Both of the candidates have flaws. And, both of them have virtues. Both of their characters have been pummeled in the press and through political advertising. I think that both of them have had careers that make them qualified to lead the nation. Even though I don't like the way that George Bush's family dominates the political scene of the country, I am not voting against him because of his familial ties. I've learned that no candidate is perfect, and that the political discourse in the country is focused on convincing people of each candidate's weaknesses. It is hard to trust anything that is reported, and I take it all with a grain of salt. Four years ago, I probably would have told you that I was voting for the individual that I thought was a better candidate. I've changed my political philosophy in the intervening time. I now vote for the candidate that represents my political viewpoint with little regard for his personal character. As long as I am not convinced that either candidate is a felon or proven weasel, I will give each candidate the benefit of the doubt on the question of integrity and character.

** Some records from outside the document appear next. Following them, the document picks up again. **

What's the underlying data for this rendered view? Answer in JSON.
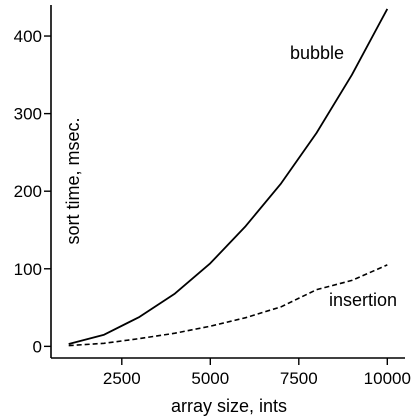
{
  "chart_data": {
    "type": "line",
    "title": "",
    "xlabel": "array size, ints",
    "ylabel": "sort time, msec.",
    "xlim": [
      500,
      10500
    ],
    "ylim": [
      -15,
      440
    ],
    "x_ticks": [
      2500,
      5000,
      7500,
      10000
    ],
    "y_ticks": [
      0,
      100,
      200,
      300,
      400
    ],
    "grid": false,
    "legend": "none",
    "series": [
      {
        "name": "bubble",
        "style": "solid",
        "color": "#000000",
        "x": [
          1000,
          2000,
          3000,
          4000,
          5000,
          6000,
          7000,
          8000,
          9000,
          10000
        ],
        "y": [
          3,
          15,
          38,
          68,
          107,
          155,
          210,
          275,
          350,
          435
        ]
      },
      {
        "name": "insertion",
        "style": "dashed",
        "color": "#000000",
        "x": [
          1000,
          2000,
          3000,
          4000,
          5000,
          6000,
          7000,
          8000,
          9000,
          10000
        ],
        "y": [
          1,
          4,
          10,
          17,
          26,
          37,
          51,
          73,
          85,
          105
        ]
      }
    ]
  }
}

In closing, I would like to note that I am not a registered Democrat or Republican. In Missouri, we are not required to register in a political party or as an independent. We simply register to vote. Being a moderate progressive with some conservative philosophy sprinkled throughout, I am inclined to vote for the Democratic party in this election because it has fallen to them to oppose what I perceive as a far-right ideological agenda from the current administration. However, there are individuals in the Republican party that I admire. Two of them are Colin Powell and John McCain. I was disappointed in John McCain's endorsement of President Bush, because he is so much more of a moderate than President Bush. Either way, I still admire him. In Missouri today, I voted to re-elect Republican Kit Bond to the Senate because he is a reasonable voice in an increasingly partisan Senate, and he has a good record of service to Missouri.

I have spent more time and energy this year trying to sort through all of the "noise" to understand the issues that are important to me, and where each candidate stood on these issues. I am satisfied with my effort, even though it has left me exhausted. I am hoping that my vote is consistent with the majority of the country, but if it is not, I am confident in my logic for casting it the way that I did.

No matter which man wins today, I hope and pray that he has the awareness, courage and skill to bring about healing in our bitterly divided nation. In fact, the loser today may have the bigger role in bringing about unity. May both candidates, at the end of the day, be respectful of our democracy and toward each other.